Other popular IDEs include PyCharm by JetBrains (commercial, but free for students and academics) and neovim, a terminal-based text editor that is very popular among developers for its extensibility. Finally, Spyder, is an open-source IDE that was very popular in the Python scientific community, but has since been eclipsed by VS Code.
Notebooks
Notebooks, such as Jupyter Notebooks, are interactive environments where code, text, and visualizations can coexist. They have significant drawbacks for their use in robust, replicable research, but are nonetheless very popular in data science. VS Code supports Jupyter notebooks natively with an extension. We will cover them in more details in this book, along with their shortcomings and ways to mitigate them.
marimo is a new Python notebook interface that aims to address some of the issues with Jupyter Notebooks. While it has a long way to go to overtake Jupyter in the data science community, it shows a lot of promise.

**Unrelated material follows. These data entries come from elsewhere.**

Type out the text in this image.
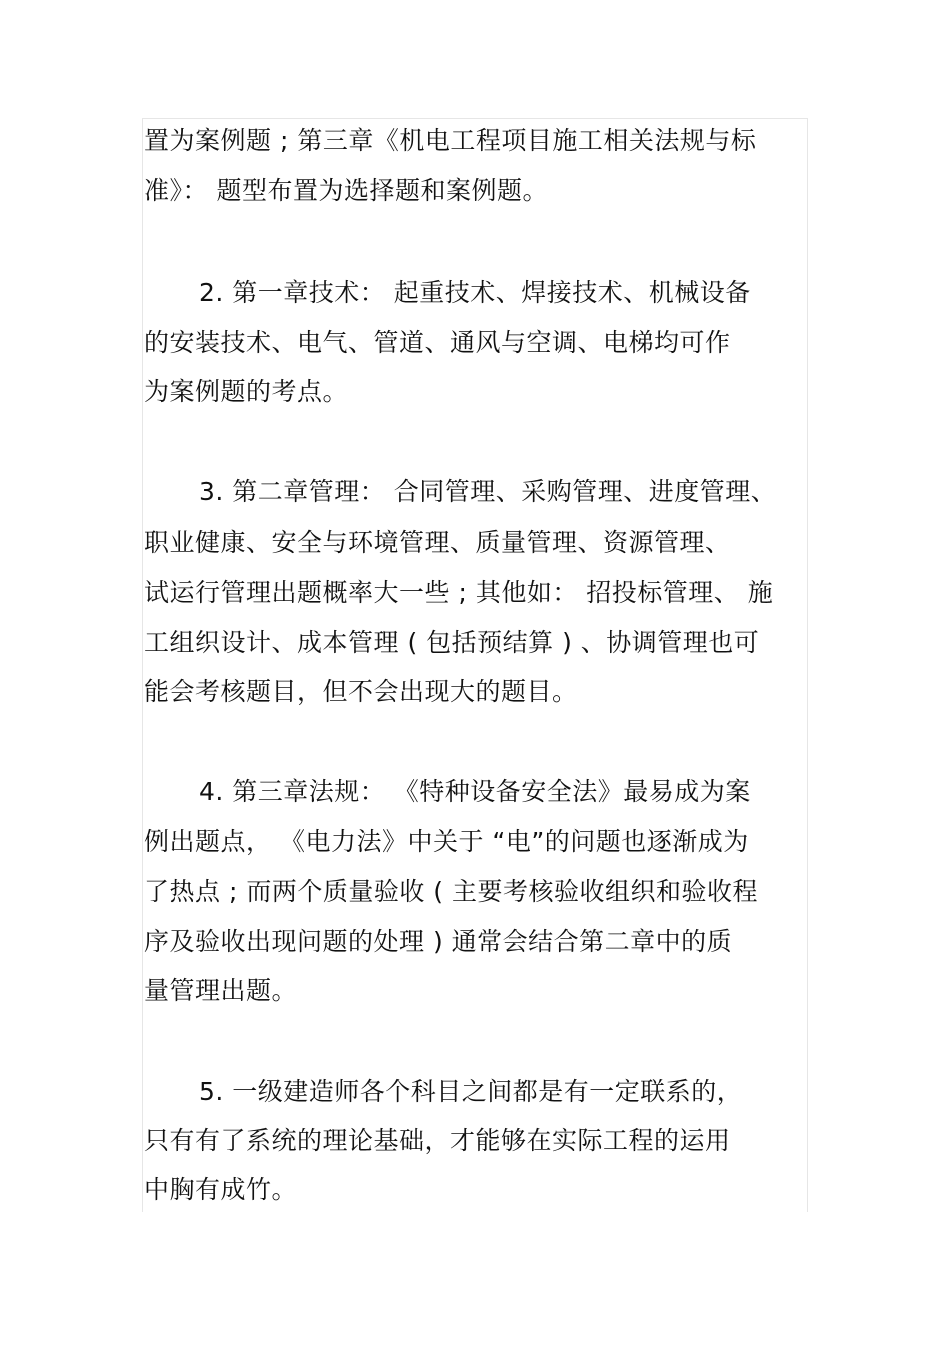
置为案例题 ; 第三章《机电工程项目施工相关法规与标
准》： 题型布置为选择题和案例题。
2. 第一章技术： 起重技术、焊接技术、机械设备
的安装技术、电气、管道、通风与空调、电梯均可作
为案例题的考点。
3. 第二章管理： 合同管理、采购管理、进度管理、
职业健康、安全与环境管理、质量管理、资源管理、
试运行管理出题概率大一些 ; 其他如： 招投标管理、 施
工组织设计、成本管理 ( 包括预结算 ) 、协调管理也可
能会考核题目，但不会出现大的题目。
4. 第三章法规： 《特种设备安全法》最易成为案
例出题点， 《电力法》中关于 “电”的问题也逐渐成为
了热点 ; 而两个质量验收 ( 主要考核验收组织和验收程
序及验收出现问题的处理 ) 通常会结合第二章中的质
量管理出题。
5. 一级建造师各个科目之间都是有一定联系的，
只有有了系统的理论基础，才能够在实际工程的运用
中胸有成竹。
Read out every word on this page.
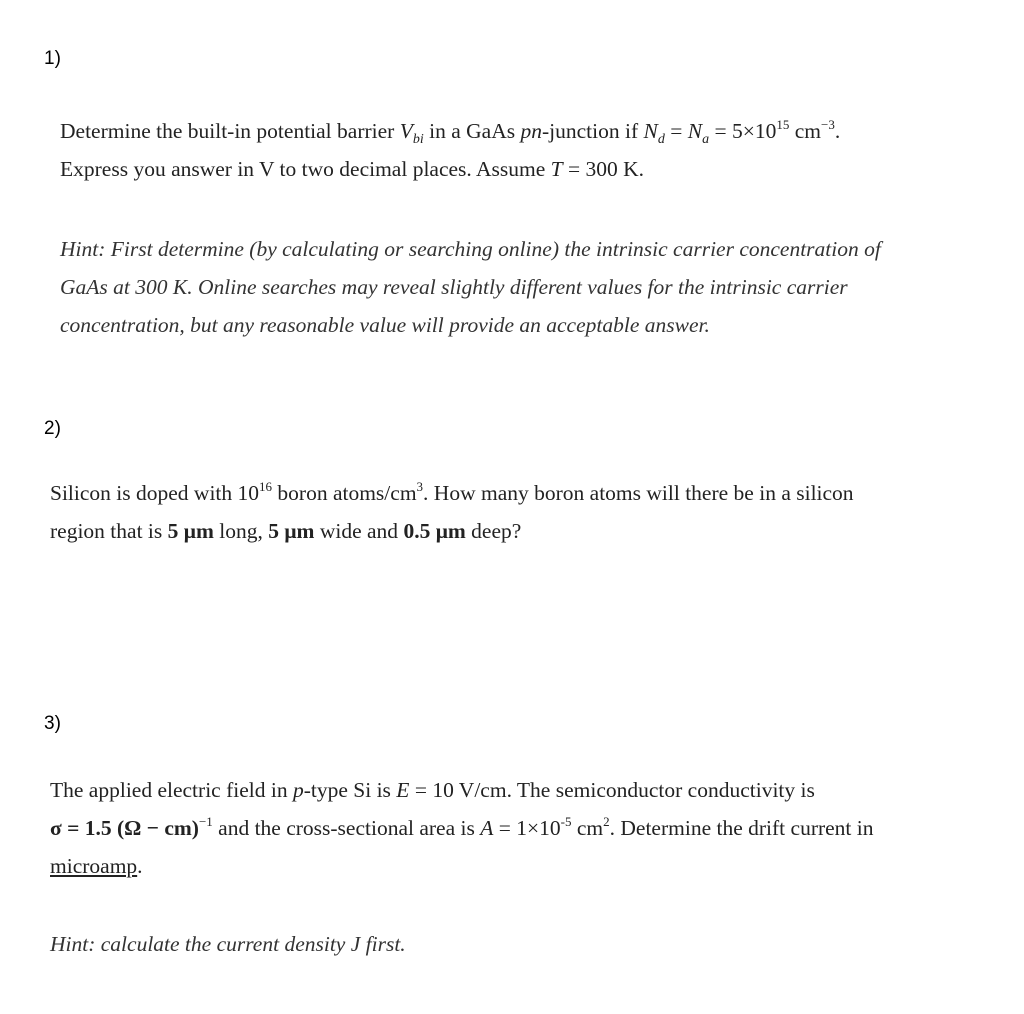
1)
Determine the built-in potential barrier $V_{bi}$ in a GaAs pn-junction if $N_d = N_a = 5\times 10^{15}$ $cm^{-3}$.
Express you answer in V to two decimal places. Assume T = 300 K.
Hint: First determine (by calculating or searching online) the intrinsic carrier concentration of
GaAs at 300 K. Online searches may reveal slightly different values for the intrinsic carrier
concentration, but any reasonable value will provide an acceptable answer.
2)
Silicon is doped with $10^{16}$ boron atoms/$cm^3$. How many boron atoms will there be in a silicon
region that is 5 μm long, 5 μm wide and 0.5 μm deep?
3)
The applied electric field in p-type Si is E = 10 V/cm. The semiconductor conductivity is
σ = 1.5 (Ω − cm)$^{-1}$ and the cross-sectional area is $A = 1\times 10^{-5}$ $cm^2$. Determine the drift current in
microamp.
Hint: calculate the current density J first.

The latest version at the time of writing is 3.13. Since 2018, Python releases have been annual in October.↩︎
While conda is open-source, it uses by default the Anaconda Repository, which requires a paid subscription under some conditions. At the time of writing, it is free for academic use.↩︎
The main task of a package manager is to resolve dependencies, i.e. to figure out which versions of libraries need to be installed to satisfy the dependencies of a project. This is a very complex task (NP-hard) that requires a lot of computation and heuristics.↩︎